Designing with, not for
Co-design is more than consultation — it’s collaboration.
It’s the difference between asking for opinions and sharing decisions.
In today’s world of digital transformation and public service reform, co-design reminds us that the people affected by a service should help design it. This approach shifts design from being expert-led to experience-led — guided by empathy, respect, and partnership.
What co-design means
Co-design brings together people with lived experience, subject matter experts, and decision-makers to design solutions as equals.
It’s built on five simple principles:
- Authentic voice – listen deeply to lived experience.
- Collaboration – design together, not in silos.
- Rights – empower people to influence outcomes that affect them.
- Respect – value all contributions equally.
- Resilience – build trust and relationships that last beyond a single project.
When done well, co-design leads to more inclusive, trusted, and sustainable outcomes.
Why co-design matters
Government and organisational projects often fail when solutions are created in isolation. Co-design changes that by:
- Building trust through genuine engagement
- Creating solutions people actually want and use
- Reducing rework and improving adoption rates
- Strengthening relationships across teams and communities
- Encouraging innovation through diverse perspectives
The mindset is simple: Nothing about us, without us.
The process in practice
A practical co-design process often follows four stages:
- Listen and learn – Gather insights from those directly affected.
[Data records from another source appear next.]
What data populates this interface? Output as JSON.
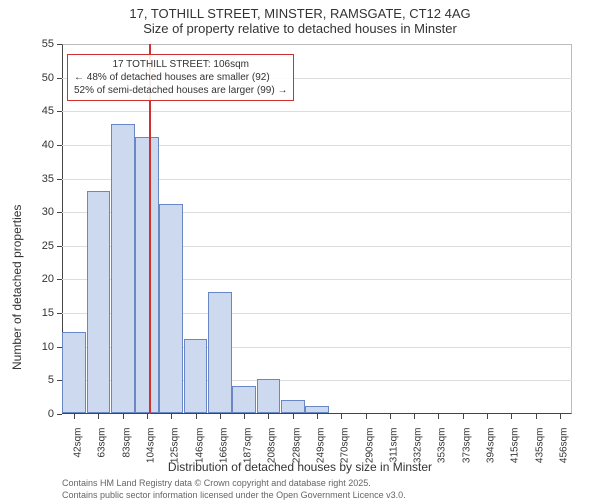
{
  "title_line1": "17, TOTHILL STREET, MINSTER, RAMSGATE, CT12 4AG",
  "title_line2": "Size of property relative to detached houses in Minster",
  "chart": {
    "type": "histogram",
    "ylabel": "Number of detached properties",
    "xlabel": "Distribution of detached houses by size in Minster",
    "ylim": [
      0,
      55
    ],
    "ytick_step": 5,
    "yticks": [
      0,
      5,
      10,
      15,
      20,
      25,
      30,
      35,
      40,
      45,
      50,
      55
    ],
    "grid_color": "#dddddd",
    "bar_fill": "#cdd9ef",
    "bar_border": "#6a87c5",
    "background_color": "#ffffff",
    "axis_color": "#444444",
    "label_fontsize": 12,
    "tick_fontsize": 11,
    "categories": [
      "42sqm",
      "63sqm",
      "83sqm",
      "104sqm",
      "125sqm",
      "146sqm",
      "166sqm",
      "187sqm",
      "208sqm",
      "228sqm",
      "249sqm",
      "270sqm",
      "290sqm",
      "311sqm",
      "332sqm",
      "353sqm",
      "373sqm",
      "394sqm",
      "415sqm",
      "435sqm",
      "456sqm"
    ],
    "values": [
      12,
      33,
      43,
      41,
      31,
      11,
      18,
      4,
      5,
      2,
      1,
      0,
      0,
      0,
      0,
      0,
      0,
      0,
      0,
      0,
      0
    ],
    "refline": {
      "color": "#d03030",
      "position_index": 3.1,
      "width": 2
    },
    "annotation": {
      "border_color": "#d03030",
      "background": "rgba(255,255,255,0.9)",
      "line1": "17 TOTHILL STREET: 106sqm",
      "line2": "← 48% of detached houses are smaller (92)",
      "line3": "52% of semi-detached houses are larger (99) →"
    }
  },
  "footer": {
    "line1": "Contains HM Land Registry data © Crown copyright and database right 2025.",
    "line2": "Contains public sector information licensed under the Open Government Licence v3.0."
  }
}
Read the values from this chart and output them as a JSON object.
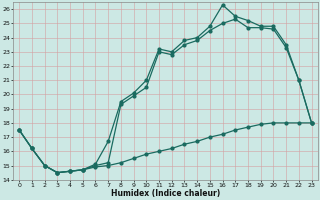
{
  "xlabel": "Humidex (Indice chaleur)",
  "xlim": [
    -0.5,
    23.5
  ],
  "ylim": [
    14,
    26.5
  ],
  "yticks": [
    14,
    15,
    16,
    17,
    18,
    19,
    20,
    21,
    22,
    23,
    24,
    25,
    26
  ],
  "xticks": [
    0,
    1,
    2,
    3,
    4,
    5,
    6,
    7,
    8,
    9,
    10,
    11,
    12,
    13,
    14,
    15,
    16,
    17,
    18,
    19,
    20,
    21,
    22,
    23
  ],
  "bg_color": "#cce8e4",
  "grid_color": "#b8d8d4",
  "line_color": "#1a6b60",
  "line1_y": [
    17.5,
    16.2,
    15.0,
    14.5,
    14.6,
    14.7,
    15.1,
    16.7,
    19.5,
    20.1,
    21.0,
    23.2,
    23.0,
    23.8,
    24.0,
    24.8,
    26.3,
    25.5,
    25.2,
    24.8,
    24.8,
    23.5,
    21.0,
    18.0
  ],
  "line2_y": [
    17.5,
    16.2,
    15.0,
    14.5,
    14.6,
    14.7,
    15.0,
    15.2,
    19.3,
    19.9,
    20.5,
    23.0,
    22.8,
    23.5,
    23.8,
    24.5,
    25.0,
    25.3,
    24.7,
    24.7,
    24.6,
    23.3,
    21.0,
    18.0
  ],
  "line3_y": [
    17.5,
    16.2,
    15.0,
    14.5,
    14.6,
    14.7,
    14.9,
    15.0,
    15.2,
    15.5,
    15.8,
    16.0,
    16.2,
    16.5,
    16.7,
    17.0,
    17.2,
    17.5,
    17.7,
    17.9,
    18.0,
    18.0,
    18.0,
    18.0
  ]
}
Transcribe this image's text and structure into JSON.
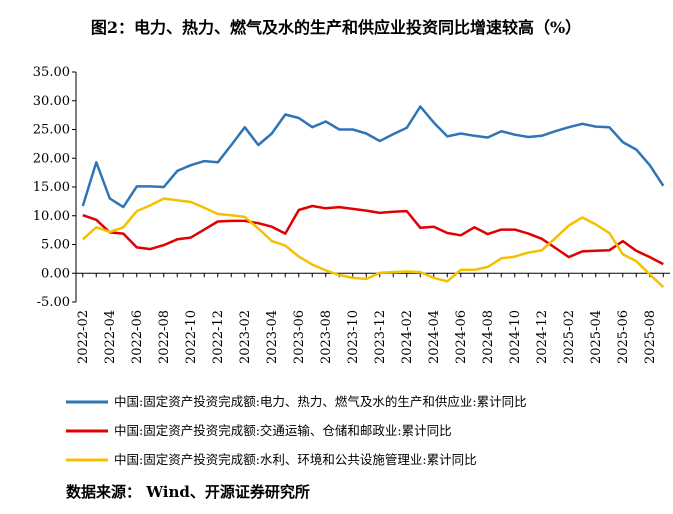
{
  "chart_data": {
    "type": "line",
    "title": "图2：电力、热力、燃气及水的生产和供应业投资同比增速较高（%）",
    "source": "数据来源： Wind、开源证券研究所",
    "categories": [
      "2022-02",
      null,
      "2022-04",
      null,
      "2022-06",
      null,
      "2022-08",
      null,
      "2022-10",
      null,
      "2022-12",
      null,
      "2023-02",
      null,
      "2023-04",
      null,
      "2023-06",
      null,
      "2023-08",
      null,
      "2023-10",
      null,
      "2023-12",
      null,
      "2024-02",
      null,
      "2024-04",
      null,
      "2024-06",
      null,
      "2024-08",
      null,
      "2024-10",
      null,
      "2024-12",
      null,
      "2025-02",
      null,
      "2025-04",
      null,
      "2025-06",
      null,
      "2025-08",
      null
    ],
    "series": [
      {
        "name": "中国:固定资产投资完成额:电力、热力、燃气及水的生产和供应业:累计同比",
        "color": "#2e75b6",
        "values": [
          11.7,
          19.3,
          13.0,
          11.5,
          15.1,
          15.1,
          15.0,
          17.8,
          18.8,
          19.5,
          19.3,
          22.3,
          25.4,
          22.3,
          24.3,
          27.6,
          27.0,
          25.4,
          26.4,
          25.0,
          25.0,
          24.3,
          23.0,
          24.2,
          25.3,
          29.0,
          26.2,
          23.8,
          24.3,
          23.9,
          23.6,
          24.7,
          24.1,
          23.7,
          23.9,
          24.7,
          25.4,
          26.0,
          25.5,
          25.4,
          22.8,
          21.5,
          18.8,
          15.2
        ]
      },
      {
        "name": "中国:固定资产投资完成额:交通运输、仓储和邮政业:累计同比",
        "color": "#e00000",
        "values": [
          10.1,
          9.3,
          7.1,
          6.9,
          4.5,
          4.2,
          4.9,
          5.9,
          6.2,
          7.6,
          9.0,
          9.1,
          9.1,
          8.7,
          8.1,
          6.9,
          11.0,
          11.7,
          11.3,
          11.5,
          11.2,
          10.9,
          10.5,
          10.7,
          10.8,
          7.9,
          8.1,
          7.0,
          6.6,
          8.0,
          6.8,
          7.6,
          7.6,
          6.9,
          6.0,
          4.4,
          2.8,
          3.8,
          3.9,
          4.0,
          5.6,
          3.9,
          2.8,
          1.6
        ]
      },
      {
        "name": "中国:固定资产投资完成额:水利、环境和公共设施管理业:累计同比",
        "color": "#f5c000",
        "values": [
          5.9,
          8.0,
          7.2,
          8.0,
          10.8,
          11.8,
          13.0,
          12.7,
          12.4,
          11.4,
          10.3,
          10.1,
          9.8,
          7.8,
          5.6,
          4.8,
          2.9,
          1.5,
          0.5,
          -0.3,
          -0.8,
          -1.0,
          0.1,
          0.2,
          0.3,
          0.2,
          -0.8,
          -1.4,
          0.6,
          0.6,
          1.1,
          2.6,
          2.9,
          3.6,
          4.0,
          6.1,
          8.3,
          9.7,
          8.5,
          7.0,
          3.3,
          2.1,
          -0.2,
          -2.4
        ]
      }
    ],
    "ylim": [
      -5,
      35
    ],
    "yticks": [
      {
        "value": -5,
        "label": "-5.00"
      },
      {
        "value": 0,
        "label": "0.00"
      },
      {
        "value": 5,
        "label": "5.00"
      },
      {
        "value": 10,
        "label": "10.00"
      },
      {
        "value": 15,
        "label": "15.00"
      },
      {
        "value": 20,
        "label": "20.00"
      },
      {
        "value": 25,
        "label": "25.00"
      },
      {
        "value": 30,
        "label": "30.00"
      },
      {
        "value": 35,
        "label": "35.00"
      }
    ]
  }
}
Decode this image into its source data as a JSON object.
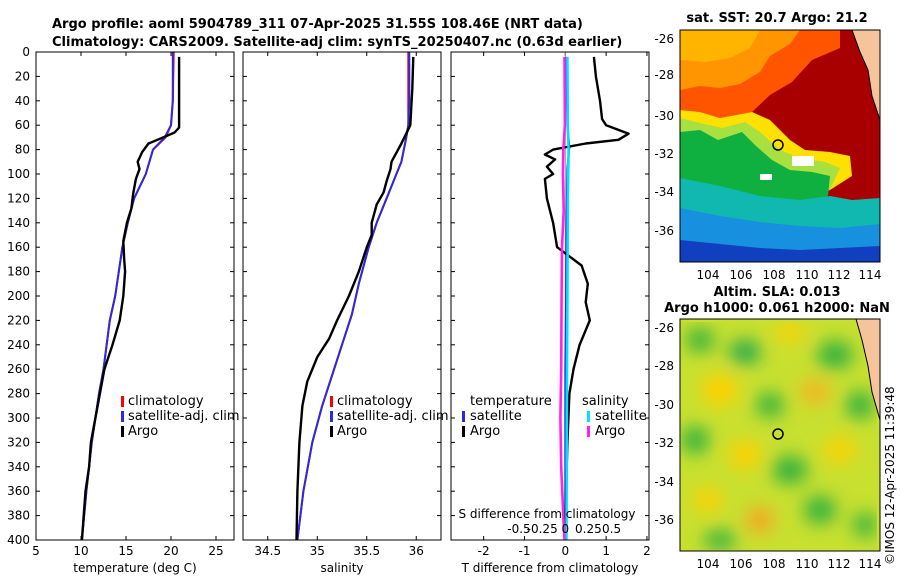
{
  "title": {
    "line1": "Argo profile: aoml 5904789_311 07-Apr-2025 31.55S 108.46E (NRT data)",
    "line2": "Climatology: CARS2009. Satellite-adj clim: synTS_20250407.nc (0.63d earlier)"
  },
  "colors": {
    "climatology": "#ff0000",
    "satellite": "#2a2ae0",
    "argo": "#000000",
    "cyan": "#00e0ff",
    "magenta": "#ff22ee"
  },
  "depth_ticks": [
    0,
    20,
    40,
    60,
    80,
    100,
    120,
    140,
    160,
    180,
    200,
    220,
    240,
    260,
    280,
    300,
    320,
    340,
    360,
    380,
    400
  ],
  "chart_data": [
    {
      "type": "line",
      "id": "temperature",
      "xlabel": "temperature (deg C)",
      "ylabel": "depth",
      "xlim": [
        5,
        27
      ],
      "ylim": [
        400,
        0
      ],
      "xticks": [
        5,
        10,
        15,
        20,
        25
      ],
      "legend": [
        "climatology",
        "satellite-adj. clim",
        "Argo"
      ],
      "series": [
        {
          "name": "climatology",
          "points": [
            [
              20.3,
              0
            ],
            [
              20.2,
              40
            ],
            [
              20.0,
              60
            ],
            [
              19.4,
              70
            ],
            [
              18.0,
              80
            ],
            [
              17.2,
              100
            ],
            [
              15.9,
              120
            ],
            [
              15.2,
              140
            ],
            [
              14.6,
              160
            ],
            [
              14.2,
              180
            ],
            [
              13.8,
              200
            ],
            [
              13.2,
              220
            ],
            [
              12.5,
              260
            ],
            [
              12.0,
              280
            ],
            [
              11.2,
              320
            ],
            [
              10.6,
              360
            ],
            [
              10.1,
              400
            ]
          ]
        },
        {
          "name": "satellite-adj. clim",
          "points": [
            [
              20.2,
              0
            ],
            [
              20.2,
              40
            ],
            [
              20.0,
              60
            ],
            [
              19.3,
              70
            ],
            [
              18.0,
              80
            ],
            [
              17.2,
              100
            ],
            [
              15.9,
              120
            ],
            [
              15.2,
              140
            ],
            [
              14.6,
              160
            ],
            [
              14.2,
              180
            ],
            [
              13.8,
              200
            ],
            [
              13.2,
              220
            ],
            [
              12.5,
              260
            ],
            [
              12.0,
              280
            ],
            [
              11.2,
              320
            ],
            [
              10.6,
              360
            ],
            [
              10.1,
              400
            ]
          ]
        },
        {
          "name": "Argo",
          "points": [
            [
              20.9,
              4
            ],
            [
              20.9,
              20
            ],
            [
              20.9,
              40
            ],
            [
              20.9,
              62
            ],
            [
              20.4,
              66
            ],
            [
              18.5,
              72
            ],
            [
              17.5,
              75
            ],
            [
              16.8,
              82
            ],
            [
              16.3,
              90
            ],
            [
              16.5,
              96
            ],
            [
              16.1,
              104
            ],
            [
              15.8,
              116
            ],
            [
              15.6,
              128
            ],
            [
              15.1,
              140
            ],
            [
              14.7,
              155
            ],
            [
              14.8,
              170
            ],
            [
              14.9,
              180
            ],
            [
              14.7,
              200
            ],
            [
              14.3,
              220
            ],
            [
              13.5,
              240
            ],
            [
              12.6,
              260
            ],
            [
              12.1,
              280
            ],
            [
              11.6,
              300
            ],
            [
              11.1,
              320
            ],
            [
              10.9,
              340
            ],
            [
              10.5,
              360
            ],
            [
              10.3,
              380
            ],
            [
              10.1,
              400
            ]
          ]
        }
      ]
    },
    {
      "type": "line",
      "id": "salinity",
      "xlabel": "salinity",
      "ylabel": "depth",
      "xlim": [
        34.25,
        36.25
      ],
      "ylim": [
        400,
        0
      ],
      "xticks": [
        34.5,
        35,
        35.5,
        36
      ],
      "legend": [
        "climatology",
        "satellite-adj. clim",
        "Argo"
      ],
      "series": [
        {
          "name": "climatology",
          "points": [
            [
              35.92,
              0
            ],
            [
              35.92,
              40
            ],
            [
              35.92,
              60
            ],
            [
              35.9,
              70
            ],
            [
              35.85,
              90
            ],
            [
              35.8,
              100
            ],
            [
              35.75,
              110
            ],
            [
              35.6,
              140
            ],
            [
              35.52,
              160
            ],
            [
              35.42,
              190
            ],
            [
              35.35,
              215
            ],
            [
              35.25,
              240
            ],
            [
              35.15,
              265
            ],
            [
              35.05,
              290
            ],
            [
              34.95,
              320
            ],
            [
              34.86,
              360
            ],
            [
              34.8,
              400
            ]
          ]
        },
        {
          "name": "satellite-adj. clim",
          "points": [
            [
              35.93,
              0
            ],
            [
              35.93,
              40
            ],
            [
              35.92,
              60
            ],
            [
              35.9,
              70
            ],
            [
              35.85,
              90
            ],
            [
              35.8,
              100
            ],
            [
              35.75,
              110
            ],
            [
              35.6,
              140
            ],
            [
              35.52,
              160
            ],
            [
              35.42,
              190
            ],
            [
              35.35,
              215
            ],
            [
              35.25,
              240
            ],
            [
              35.15,
              265
            ],
            [
              35.05,
              290
            ],
            [
              34.95,
              320
            ],
            [
              34.86,
              360
            ],
            [
              34.8,
              400
            ]
          ]
        },
        {
          "name": "Argo",
          "points": [
            [
              35.97,
              4
            ],
            [
              35.96,
              30
            ],
            [
              35.94,
              60
            ],
            [
              35.85,
              75
            ],
            [
              35.75,
              90
            ],
            [
              35.74,
              96
            ],
            [
              35.7,
              106
            ],
            [
              35.67,
              115
            ],
            [
              35.6,
              125
            ],
            [
              35.55,
              140
            ],
            [
              35.55,
              150
            ],
            [
              35.5,
              160
            ],
            [
              35.42,
              180
            ],
            [
              35.32,
              200
            ],
            [
              35.2,
              220
            ],
            [
              35.12,
              235
            ],
            [
              35.0,
              250
            ],
            [
              34.9,
              270
            ],
            [
              34.85,
              290
            ],
            [
              34.82,
              320
            ],
            [
              34.8,
              360
            ],
            [
              34.79,
              400
            ]
          ]
        }
      ]
    },
    {
      "type": "line",
      "id": "difference",
      "xlabel": "T difference from climatology",
      "top_label": "S difference from climatology",
      "xlim": [
        -2.8,
        2.05
      ],
      "ylim": [
        400,
        0
      ],
      "xticks": [
        -2,
        -1,
        0,
        1,
        2
      ],
      "s_ticks": [
        -0.5,
        -0.25,
        0,
        0.25,
        0.5
      ],
      "legend_left_title": "temperature",
      "legend_right_title": "salinity",
      "legend_left": [
        "satellite",
        "Argo"
      ],
      "legend_right": [
        "satellite",
        "Argo"
      ],
      "series": [
        {
          "name": "temperature satellite",
          "points": [
            [
              0.02,
              4
            ],
            [
              0.05,
              60
            ],
            [
              0.1,
              78
            ],
            [
              0.05,
              95
            ],
            [
              0.03,
              140
            ],
            [
              0.02,
              200
            ],
            [
              0.0,
              260
            ],
            [
              0.0,
              320
            ],
            [
              0.0,
              400
            ]
          ]
        },
        {
          "name": "temperature Argo",
          "points": [
            [
              0.7,
              4
            ],
            [
              0.75,
              20
            ],
            [
              0.85,
              40
            ],
            [
              0.9,
              55
            ],
            [
              1.0,
              60
            ],
            [
              1.55,
              67
            ],
            [
              1.3,
              72
            ],
            [
              0.5,
              75
            ],
            [
              -0.3,
              80
            ],
            [
              -0.5,
              84
            ],
            [
              -0.25,
              88
            ],
            [
              -0.45,
              94
            ],
            [
              -0.3,
              100
            ],
            [
              -0.5,
              104
            ],
            [
              -0.45,
              120
            ],
            [
              -0.3,
              140
            ],
            [
              -0.2,
              160
            ],
            [
              0.4,
              175
            ],
            [
              0.55,
              190
            ],
            [
              0.5,
              205
            ],
            [
              0.6,
              220
            ],
            [
              0.35,
              240
            ],
            [
              0.2,
              260
            ],
            [
              0.1,
              280
            ],
            [
              0.05,
              320
            ],
            [
              0.02,
              360
            ],
            [
              0.0,
              400
            ]
          ]
        },
        {
          "name": "salinity satellite",
          "points": [
            [
              0.05,
              4
            ],
            [
              0.06,
              60
            ],
            [
              0.08,
              80
            ],
            [
              0.06,
              120
            ],
            [
              0.05,
              200
            ],
            [
              0.04,
              280
            ],
            [
              0.03,
              400
            ]
          ]
        },
        {
          "name": "salinity Argo",
          "points": [
            [
              -0.02,
              4
            ],
            [
              -0.01,
              60
            ],
            [
              -0.05,
              80
            ],
            [
              -0.06,
              100
            ],
            [
              -0.04,
              130
            ],
            [
              -0.08,
              160
            ],
            [
              -0.09,
              200
            ],
            [
              -0.1,
              260
            ],
            [
              -0.12,
              300
            ],
            [
              -0.1,
              340
            ],
            [
              -0.05,
              380
            ],
            [
              -0.02,
              400
            ]
          ]
        }
      ]
    }
  ],
  "maps": [
    {
      "id": "sst",
      "title": "sat. SST: 20.7 Argo: 21.2",
      "lat_ticks": [
        "-26",
        "-28",
        "-30",
        "-32",
        "-34",
        "-36"
      ],
      "lon_ticks": [
        "104",
        "106",
        "108",
        "110",
        "112",
        "114"
      ],
      "point": "31.55S 108.46E"
    },
    {
      "id": "sla",
      "title1": "Altim. SLA: 0.013",
      "title2": "Argo h1000: 0.061 h2000: NaN",
      "lat_ticks": [
        "-26",
        "-28",
        "-30",
        "-32",
        "-34",
        "-36"
      ],
      "lon_ticks": [
        "104",
        "106",
        "108",
        "110",
        "112",
        "114"
      ],
      "point": "31.55S 108.46E"
    }
  ],
  "timestamp": "©IMOS 12-Apr-2025 11:39:48"
}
- Sense and reflect – Explore what the information means together.
- Co-create and test – Prototype and refine ideas collaboratively.
- Act and evolve – Trial solutions, learn, and scale what works.
This mirrors human-centred and agile design principles — test early, learn fast, and iterate with feedback.
Asking powerful questions
Co-design relies on questions that open minds rather than close conversations.
Instead of asking “What’s the problem?”, try:
- “What would success look like for you?”
- “How can we build on what’s already working?”
- “What do you need to live and work well here?”
- “What would we do differently if we weren’t afraid to fail?”
Powerful questions help uncover what truly matters to people — and that’s where innovation begins.
Turning ideas into action
Great co-design doesn’t end in a workshop. It lives on in how teams work together, share power, and keep users at the centre.
To make it real:
- Create safe, inclusive spaces for participation
- Recognise and remove barriers early
- Share decision-making and accountability
- Value lived experience as equal expertise
When co-design becomes everyday practice, it transforms not only the outcomes — but also the relationships that make them possible.
My reflection
Co-design teaches us that the best ideas come when we listen without ego, design without assumption, and act with empathy.
Real transformation happens when we move from designing for to designing with.